Die naturschutzrechtliche Eingriffsregelung gilt unter Fachleuten als Eckpfeiler und Erfolgsinstrument des deutschen Naturschutzes insgesamt. Sie stellt bislang sicher, dass Eingriffe in Natur und Landschaft nur zulässig sind, wenn sie anderswo entsprechend kompensiert werden. "Die Mehrheit der Ministerpräsidenten wollte diese Schutzregelung in der Endphase der Diskussion still und leise entsorgen. Natur und Landschaft in Deutschland würden so zur Verfügungsmasse für Wirtschaft und Projektträger von Infrastrukturmaßnahmen. Skandalös ist, dass öffentlich Detailverhandlungen über Verbesserungsmöglichkeiten des defizitären Gesetzentwurfs angekündigt wurden, während es hinter verschlossenen Türen längst um weitere Änderungen zu Lasten von Umwelt und Naturschutz ging", so Resch.

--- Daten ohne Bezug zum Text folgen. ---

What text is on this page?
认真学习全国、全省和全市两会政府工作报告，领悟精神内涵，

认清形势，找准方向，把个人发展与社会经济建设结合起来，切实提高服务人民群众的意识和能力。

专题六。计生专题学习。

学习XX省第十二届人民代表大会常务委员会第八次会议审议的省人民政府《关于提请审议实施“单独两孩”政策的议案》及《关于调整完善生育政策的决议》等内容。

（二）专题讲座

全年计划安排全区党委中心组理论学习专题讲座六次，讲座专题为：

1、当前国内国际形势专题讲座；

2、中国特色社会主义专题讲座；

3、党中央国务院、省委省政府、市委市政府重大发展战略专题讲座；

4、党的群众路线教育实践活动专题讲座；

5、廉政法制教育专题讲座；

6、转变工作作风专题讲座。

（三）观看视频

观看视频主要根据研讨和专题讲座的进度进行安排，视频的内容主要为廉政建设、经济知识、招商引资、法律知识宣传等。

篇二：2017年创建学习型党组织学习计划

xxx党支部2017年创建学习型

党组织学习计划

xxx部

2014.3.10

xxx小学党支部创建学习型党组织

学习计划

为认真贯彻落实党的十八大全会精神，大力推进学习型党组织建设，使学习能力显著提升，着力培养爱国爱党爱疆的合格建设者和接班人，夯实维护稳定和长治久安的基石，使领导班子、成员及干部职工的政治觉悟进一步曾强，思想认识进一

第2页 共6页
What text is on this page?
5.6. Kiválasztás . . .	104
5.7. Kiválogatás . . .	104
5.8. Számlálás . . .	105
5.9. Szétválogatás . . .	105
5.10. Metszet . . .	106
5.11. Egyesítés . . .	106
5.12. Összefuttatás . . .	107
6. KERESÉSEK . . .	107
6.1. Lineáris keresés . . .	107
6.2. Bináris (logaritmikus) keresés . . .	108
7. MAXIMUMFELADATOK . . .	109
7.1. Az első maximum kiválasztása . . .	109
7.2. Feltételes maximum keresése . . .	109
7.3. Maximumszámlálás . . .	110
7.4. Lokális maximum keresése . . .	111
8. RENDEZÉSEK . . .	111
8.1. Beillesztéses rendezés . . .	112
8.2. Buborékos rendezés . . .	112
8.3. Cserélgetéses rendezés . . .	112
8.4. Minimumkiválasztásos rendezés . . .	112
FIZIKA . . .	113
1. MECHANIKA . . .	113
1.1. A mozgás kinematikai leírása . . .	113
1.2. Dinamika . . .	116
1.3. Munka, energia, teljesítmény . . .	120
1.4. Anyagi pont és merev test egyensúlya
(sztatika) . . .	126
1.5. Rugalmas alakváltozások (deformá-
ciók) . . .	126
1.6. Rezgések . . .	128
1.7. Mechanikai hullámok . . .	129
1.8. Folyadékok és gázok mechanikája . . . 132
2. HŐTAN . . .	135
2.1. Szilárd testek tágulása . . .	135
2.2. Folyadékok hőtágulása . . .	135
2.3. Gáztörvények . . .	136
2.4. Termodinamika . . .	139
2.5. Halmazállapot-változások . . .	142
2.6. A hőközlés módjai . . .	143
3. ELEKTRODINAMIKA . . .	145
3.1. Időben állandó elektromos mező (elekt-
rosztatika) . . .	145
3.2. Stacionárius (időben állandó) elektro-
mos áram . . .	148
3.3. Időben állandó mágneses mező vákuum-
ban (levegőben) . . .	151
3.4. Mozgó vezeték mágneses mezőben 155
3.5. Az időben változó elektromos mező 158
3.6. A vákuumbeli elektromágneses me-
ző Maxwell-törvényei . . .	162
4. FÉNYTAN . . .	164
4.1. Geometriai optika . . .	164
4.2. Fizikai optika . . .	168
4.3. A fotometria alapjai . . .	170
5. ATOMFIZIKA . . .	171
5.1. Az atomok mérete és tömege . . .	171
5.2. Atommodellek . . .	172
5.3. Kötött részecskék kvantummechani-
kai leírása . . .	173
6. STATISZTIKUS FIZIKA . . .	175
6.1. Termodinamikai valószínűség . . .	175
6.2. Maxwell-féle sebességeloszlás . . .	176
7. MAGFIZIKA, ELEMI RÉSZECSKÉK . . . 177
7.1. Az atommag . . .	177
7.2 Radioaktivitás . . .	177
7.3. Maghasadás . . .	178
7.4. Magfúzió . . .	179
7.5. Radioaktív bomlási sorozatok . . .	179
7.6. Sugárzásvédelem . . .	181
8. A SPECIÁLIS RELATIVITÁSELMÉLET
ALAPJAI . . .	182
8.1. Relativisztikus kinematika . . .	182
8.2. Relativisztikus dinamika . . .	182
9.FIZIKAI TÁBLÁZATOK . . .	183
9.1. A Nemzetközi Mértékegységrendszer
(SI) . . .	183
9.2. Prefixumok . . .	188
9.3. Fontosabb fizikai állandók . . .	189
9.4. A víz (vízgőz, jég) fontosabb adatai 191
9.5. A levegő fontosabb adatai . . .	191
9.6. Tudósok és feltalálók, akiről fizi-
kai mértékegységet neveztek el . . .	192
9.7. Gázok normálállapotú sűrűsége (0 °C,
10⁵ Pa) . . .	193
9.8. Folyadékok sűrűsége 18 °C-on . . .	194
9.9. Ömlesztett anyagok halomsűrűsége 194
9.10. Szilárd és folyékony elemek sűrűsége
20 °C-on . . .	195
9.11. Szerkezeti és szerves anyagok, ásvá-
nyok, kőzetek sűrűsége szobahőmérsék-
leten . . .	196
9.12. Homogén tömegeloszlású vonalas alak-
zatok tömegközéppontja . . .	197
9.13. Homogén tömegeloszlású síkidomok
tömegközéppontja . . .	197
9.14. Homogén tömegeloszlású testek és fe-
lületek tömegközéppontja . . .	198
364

Die Regierungsfraktionen forderte Resch auf, sich bei der Abstimmung im Bundestag am 30. Juni entschieden gegen diese Versuche der weiteren Aushöhlung des rechtlichen Status Quo zu stellen. "Die Föderalismusreform ist kein Basar, auf dem etwa die Abschaffung der so genannten Erforderlichkeitsklausel im Abfallrecht mit einer massiven Abwertung des Naturschutzes erkauft werden kann. Leider scheinen das aber maßgebliche Politiker genauso zu sehen", sagte Resch.

"Bemerkenswert", nannte es die Leiterin Verbraucherschutz und Recht bei der DUH, Cornelia Ziehm, "dass viele Ministerpräsidenten noch während der Anhörung zur Föderalismusreform schworen, von den in der Fachwelt kritisierten geplanten Abweichungsrechten gar keinen Gebrauch machen zu wollen, mit dem aktuellen Coup nun aber sogar die Ausweitung ihrer Spielräume betreiben. So wächst kein Vertrauen in die Politik", fügte Ziehm hinzu. Noch bevor die Föderalismusreform in Kraft getreten sei, zeigten die Ministerpräsidenten, wie Recht alle jene hatten, die hinter der Hartnäckigkeit der Länderchefs eine klare Strategie gegen die erreichten Umwelt- und Naturschutzstandards in Deutschland vermuteten. Damit bestätige sich früher als befürchtet die politische Regel, dass Konsequenzen von Gesetzesänderungen nicht von Beteuerungen beteiligter Politiker abhängen, sondern von den Spielräumen, die die Änderungen eröffnen. Ziehm: "Dass bei der größten Grundgesetzänderung seit 1949 Sacherfordernisse des Umwelt- und Naturschutzes bis zum Schluss systematisch ausgeklammert werden, ist ein Armutszeugnis für die Politik."

Die Deutsche Umwelthilfe e. V. hatte erst in der vergangenen Woche nach einer Analyse eines Gutachtens des Wissenschaftlichen Dienstes des Bundestags darauf hingewiesen, dass die Föderalismusreform in der geplanten Form voraussichtlich nicht zur Aufhebung der Blockade zwischen Bundestag und Bundesrat führen werde. Diese in der Öffentlichkeit weit verbreitete Erwartung sei das Ergebnis einer "inszenierten Fehlinterpretation" des Bundestags-Gutachtens. (s. PM vom 16, Juni 2006 unter www.duh.de) Damit würden entgegen den Versprechungen der Politik nicht einmal die Kernziele der Reform erreicht.

Quelle: Pressemitteilung Deutsche Umwelthilfe e. V.